To loosen things up a bit I then added a little delay/overlap to the tips of the wings, so that they would drag behind as the base of the wing travelled down, and continued forward when the rest of the wing was being pulled up. I also added a little rotation to the body and head, as well as a slight jerk to the body caused by the beginning of the flap, the force of the movement pushing the body upwards.

I also turned on the motion blur switch at this point, just to smooth things out a little.

I did also have a little poke around in After Effects' curve/graph editor, applying what I'd learned about function curves in Digital Skills 2, just to give a slight overshoot to the wings as they reach the top of the movement. It was far trickier than I thought. The curves don't behave entirely as you'd expect (sometimes, when you drag slope handles, absolutely nothing happens!)



 I don't know if I'm just not used to it or if it's genuinely less intuitive. It has a separate graph for speed and value of keyframes which was massively confusing and just seems needlessly complicated. The top graph is the Value curve, and the bottom is the speed graph. If you look closely towards the last keyframe on the top graph, you can see that the curve extends very slightly above the keyframe. It's this that gives it the overshoot — the wing travels a little higher, then slowly comes back into the pose defined on the keyframe.

The speed graph is a little trickier to read but it's the same principle. I'm not entirely comfortable with how it works — I need to read into it a little more — but basically, the vertical axis represents an increase or decrease in speed (represented by high and low points on the curve, respectively) and the horizontal axis represents the 'influence,' controlled by bezier handles. The 'influence' basically controls  how quickly the object reaches the speed indicated on the graph — much like Softimage, the wider the curve, the slower the acceleration.




To reach the graph editor (if you dare!) simply click on the parameter whose speed you want to alter and click on the weird graph-y icon thing next to the giant stopwatch/keyframe button. The graph editor will open up in the timeline panel, displaying either the speed or value graphs.


To change which graph you're looking at, just right click and choose 'Edit Speed' or 'Edit Value,' depending on which you want to alter.

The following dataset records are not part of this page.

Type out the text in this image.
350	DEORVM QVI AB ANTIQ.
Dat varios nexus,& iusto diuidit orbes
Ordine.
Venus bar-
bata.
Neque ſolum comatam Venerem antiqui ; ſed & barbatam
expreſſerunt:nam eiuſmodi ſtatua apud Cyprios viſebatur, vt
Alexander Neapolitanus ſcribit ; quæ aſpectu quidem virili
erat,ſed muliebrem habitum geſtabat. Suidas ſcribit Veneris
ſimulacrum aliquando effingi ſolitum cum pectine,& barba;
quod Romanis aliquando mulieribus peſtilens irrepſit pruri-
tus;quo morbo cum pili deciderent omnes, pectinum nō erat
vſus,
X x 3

Anywho! As a result of all that tinkering, this is what I eventually ended up with:

 

It looks just as bad as my first attempt did at this point, but experience has taught me that once it's actually composited and put together it (hopefully!) will look much better. Fingers crossed.

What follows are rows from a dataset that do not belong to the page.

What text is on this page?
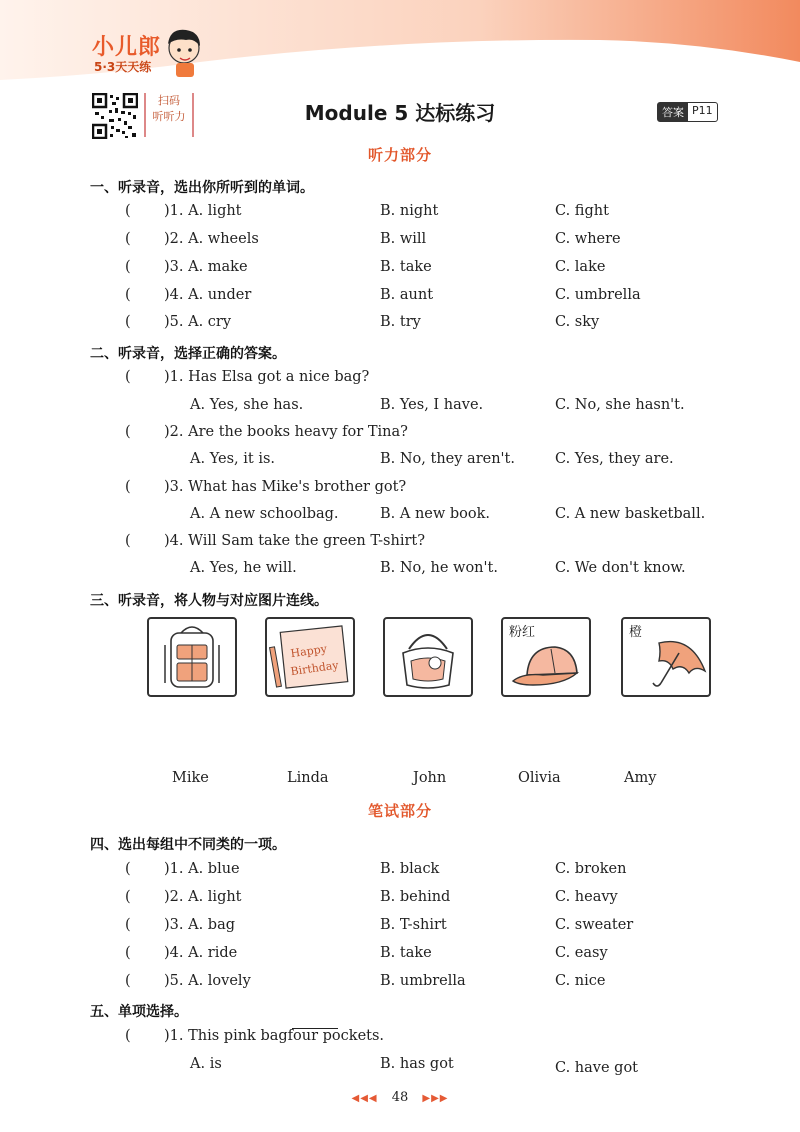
小儿郎
5·3天天练
扫码
听听力	Module 5 达标练习	答案 P11
听力部分
一、听录音，选出你所听到的单词。
( )1. A. light	B. night	C. fight
( )2. A. wheels	B. will	C. where
( )3. A. make	B. take	C. lake
( )4. A. under	B. aunt	C. umbrella
( )5. A. cry	B. try	C. sky
二、听录音，选择正确的答案。
( )1. Has Elsa got a nice bag?
A. Yes, she has.	B. Yes, I have.	C. No, she hasn't.
( )2. Are the books heavy for Tina?
A. Yes, it is.	B. No, they aren't.	C. Yes, they are.
( )3. What has Mike's brother got?
A. A new schoolbag.	B. A new book.	C. A new basketball.
( )4. Will Sam take the green T-shirt?
A. Yes, he will.	B. No, he won't.	C. We don't know.
三、听录音，将人物与对应图片连线。
Happy
Birthday
粉红	橙
Mike	Linda	John	Olivia	Amy
笔试部分
四、选出每组中不同类的一项。
( )1. A. blue	B. black	C. broken
( )2. A. light	B. behind	C. heavy
( )3. A. bag	B. T-shirt	C. sweater
( )4. A. ride	B. take	C. easy
( )5. A. lovely	B. umbrella	C. nice
五、单项选择。
( )1. This pink bag
four pockets.
A. is	B. has got	C. have got
◀◀◀ 48 ▶▶▶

It looks too quick to me — I think that the wings should probably delay slightly at the lowest point before beginning the upstroke and vice versa. The body movement is off as well. It looks like it comes up too soon, before the wings have even started beating, so that needs to be shifted a bit — probably just as the wings come down, or after they hit the mid-point? The motion blur does seem to disguise the dodgy rotation sticky-out bits, though. To some extent.

Being just a test, I didn't go all-out trying to make it perfect and gorgeous, so I just dropped it straight into a new composition.  I used the same techniques to put it all together as I did before, assembling multiple birds into one composition and adjusting their start positions so that they didn't all flap in perfect sync. Using the animatic timing as reference, I simply keyframed the scale and position parameters to fly them across the screen and towards the camera. I duplicated the flock layer a couple of times and slightly shifted the start/end points to create a larger flock.



One of the flocks originates from the wrong point and I think they need to spend longer on the horizon at the beginning of their approach. It's quite a distance they're covering so, realistically, they need to spend a bit more time as mere dots, gradually getting bigger and then increasing in speed as they draw nearer.

For the purposes of a test, though, I think it's alright. It's given me some ideas, highlighted some issues and should hopefully aid us in the composition of the rest of the shot!